Stop using red, purple, and blue in your political maps.  If you instead use red, white, and blue, they will be much more easily understood.

Proof -- definitive proof! -- or at least some sample maps that may prove persuasive, after the jump.

The 2000 election branded into our consciousness the colors red and blue, with fixed assignments to parties, and it didn't take long for people to realize that halfway down the shorter route along the color wheel between red and blue is purple.  (Or magenta, under additive color theory, but I'm going to call it purple here.)  And so we see political maps like the first one inthis well-done effort that indicate intermediate states between the candidates with shades from slightly purplish red through magenta through slightly purplish blue.  (The diary in question, in fact, tries other colors besides red and blue, such as a red and green combination in which brown is the intermediate color.)

The basic problem with the political maps of this sort is that people do a lousy job of distinguishing shades of purple.  Such fine distinctions are not a large part of our everyday experience; they are not meaningful to us.
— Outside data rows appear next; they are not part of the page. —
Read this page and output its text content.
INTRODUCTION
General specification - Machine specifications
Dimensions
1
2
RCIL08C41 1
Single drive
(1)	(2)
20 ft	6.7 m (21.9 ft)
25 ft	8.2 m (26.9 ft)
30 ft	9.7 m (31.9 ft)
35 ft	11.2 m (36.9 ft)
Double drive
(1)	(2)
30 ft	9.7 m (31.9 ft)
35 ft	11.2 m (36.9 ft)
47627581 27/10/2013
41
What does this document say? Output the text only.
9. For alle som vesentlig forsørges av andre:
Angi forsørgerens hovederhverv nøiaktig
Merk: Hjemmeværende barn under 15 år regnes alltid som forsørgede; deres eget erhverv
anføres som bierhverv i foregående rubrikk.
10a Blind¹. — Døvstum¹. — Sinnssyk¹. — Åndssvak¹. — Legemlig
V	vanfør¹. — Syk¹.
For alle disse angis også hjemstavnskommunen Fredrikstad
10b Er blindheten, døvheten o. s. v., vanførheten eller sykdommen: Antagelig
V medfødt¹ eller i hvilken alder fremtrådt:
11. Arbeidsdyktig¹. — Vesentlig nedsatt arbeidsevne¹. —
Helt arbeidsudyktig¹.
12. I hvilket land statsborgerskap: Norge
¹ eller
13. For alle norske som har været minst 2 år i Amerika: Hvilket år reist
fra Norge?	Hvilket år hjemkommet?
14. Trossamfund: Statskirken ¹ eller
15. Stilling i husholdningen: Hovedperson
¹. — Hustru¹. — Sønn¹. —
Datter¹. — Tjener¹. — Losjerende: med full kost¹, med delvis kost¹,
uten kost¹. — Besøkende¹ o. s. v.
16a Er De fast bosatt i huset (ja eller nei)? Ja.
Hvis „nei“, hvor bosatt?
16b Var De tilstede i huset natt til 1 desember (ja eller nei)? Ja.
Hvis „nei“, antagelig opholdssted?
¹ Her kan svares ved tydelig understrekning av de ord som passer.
By contast, people do a much better job of distinguishing shades of intensity for a given color -- especially whether a tint is present or not.  In other words, while people may do a poor job of distinguishing a slightly bluish purple from a slightly reddish purple, they do a great job of distinguishing a slightly bluish white from a slightly redding white.  The map color (or, if you prefer, "non-color") indicating equal support between candidates, therefore, should be white, not purple.  That means that, instead of mixing red and blue to various degrees to get shades of purple, political cartographers should simply include the appropriate portion of red or blue representing the person leading, and leave out the coloring for the minority.   Neutral states then become white; states tilting red or blue range from the palest pastel to the most intense color.  (Note that this would work with any pair of colors in a two person race.)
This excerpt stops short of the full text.